Média : Energies News - Les Echos - Les Echos

Texte intégral

Les Echos : Avec votre loi sur l’innovation, adoptée l’été dernier, estimez-vous la France suffisamment armée pour encourager l’innovation technologique ?

Claude Allègre : Incontestablement oui. Dans un pays où – contrairement à l’Angleterre ou à l’Allemagne – la grande majorité des acteurs de la recherche publique sont fonctionnaires, donc astreints à des règles strictes, il fallait une loi pour débloquer la situation.

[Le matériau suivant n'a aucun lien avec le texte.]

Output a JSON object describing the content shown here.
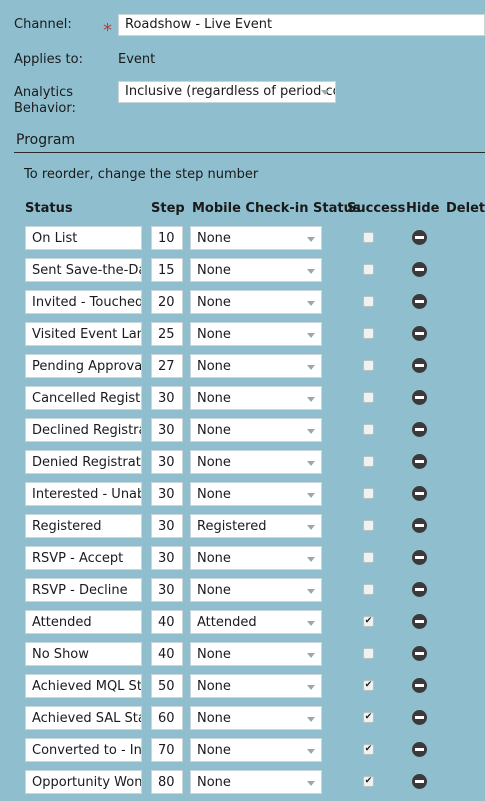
{
  "form": {
    "channel_label": "Channel:",
    "channel_value": "Roadshow - Live Event",
    "applies_label": "Applies to:",
    "applies_value": "Event",
    "analytics_label_1": "Analytics",
    "analytics_label_2": "Behavior:",
    "analytics_value": "Inclusive (regardless of period co"
  },
  "program": {
    "title": "Program",
    "hint": "To reorder, change the step number",
    "columns": {
      "status": "Status",
      "step": "Step",
      "mobile": "Mobile Check-in Status",
      "success": "Success",
      "hide": "Hide",
      "delete": "Delete"
    },
    "rows": [
      {
        "status": "On List",
        "step": "10",
        "mobile": "None",
        "success": false
      },
      {
        "status": "Sent Save-the-Date",
        "step": "15",
        "mobile": "None",
        "success": false
      },
      {
        "status": "Invited - Touched",
        "step": "20",
        "mobile": "None",
        "success": false
      },
      {
        "status": "Visited Event Landing",
        "step": "25",
        "mobile": "None",
        "success": false
      },
      {
        "status": "Pending Approval",
        "step": "27",
        "mobile": "None",
        "success": false
      },
      {
        "status": "Cancelled Registration",
        "step": "30",
        "mobile": "None",
        "success": false
      },
      {
        "status": "Declined Registration",
        "step": "30",
        "mobile": "None",
        "success": false
      },
      {
        "status": "Denied Registration",
        "step": "30",
        "mobile": "None",
        "success": false
      },
      {
        "status": "Interested - Unable",
        "step": "30",
        "mobile": "None",
        "success": false
      },
      {
        "status": "Registered",
        "step": "30",
        "mobile": "Registered",
        "success": false
      },
      {
        "status": "RSVP - Accept",
        "step": "30",
        "mobile": "None",
        "success": false
      },
      {
        "status": "RSVP - Decline",
        "step": "30",
        "mobile": "None",
        "success": false
      },
      {
        "status": "Attended",
        "step": "40",
        "mobile": "Attended",
        "success": true
      },
      {
        "status": "No Show",
        "step": "40",
        "mobile": "None",
        "success": false
      },
      {
        "status": "Achieved MQL Status",
        "step": "50",
        "mobile": "None",
        "success": true
      },
      {
        "status": "Achieved SAL Status",
        "step": "60",
        "mobile": "None",
        "success": true
      },
      {
        "status": "Converted to - Influenced",
        "step": "70",
        "mobile": "None",
        "success": true
      },
      {
        "status": "Opportunity Won",
        "step": "80",
        "mobile": "None",
        "success": true
      }
    ],
    "check_glyph": "✔"
  }
}
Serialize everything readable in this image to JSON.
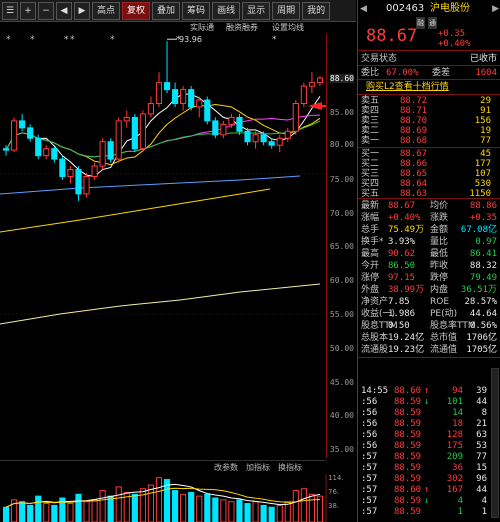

Celle-ci lève tous les verrous qui bloquaient les initiatives des porteurs de projets, qu’ils soient chercheurs, ingénieurs, étudiants, entrepreneurs ou salariés. Elle organise le rapprochement entre la recherche publique et l’entreprise. N’oublions pas que ce sont souvent les laboratoires de recherche qui sont à l’origine des plus belles réussites économiques, qu’il s’agisse des technologies de l’information ou des biotechnologies ! La Silicon Valley, c’est Stanford, la route 128, c’est le MIT. La loi autorise et même encourage la mobilité des chercheurs vers l’entreprise, tout en leur permettant de conserver leur statut. Pour bien apprécier le bouleversement qu’une telle mesure constitue, il faut savoir qu’avant la loi, un chercheur qui participait à la création d’une entreprise s’exposait à des sanctions disciplinaires, voire pénales, pour prise illégale d’intérêts ! De même, la loi dote les universités de services de valorisation très autonomes en termes de budget et de recrutement. Imaginez la petite révolution que va constituer la création dans quelques grandes universités de ces incubateurs d’entreprises innovantes, aidant des étudiants à formaliser leur projet... et dirigés éventuellement par des cadres issus du secteur privé !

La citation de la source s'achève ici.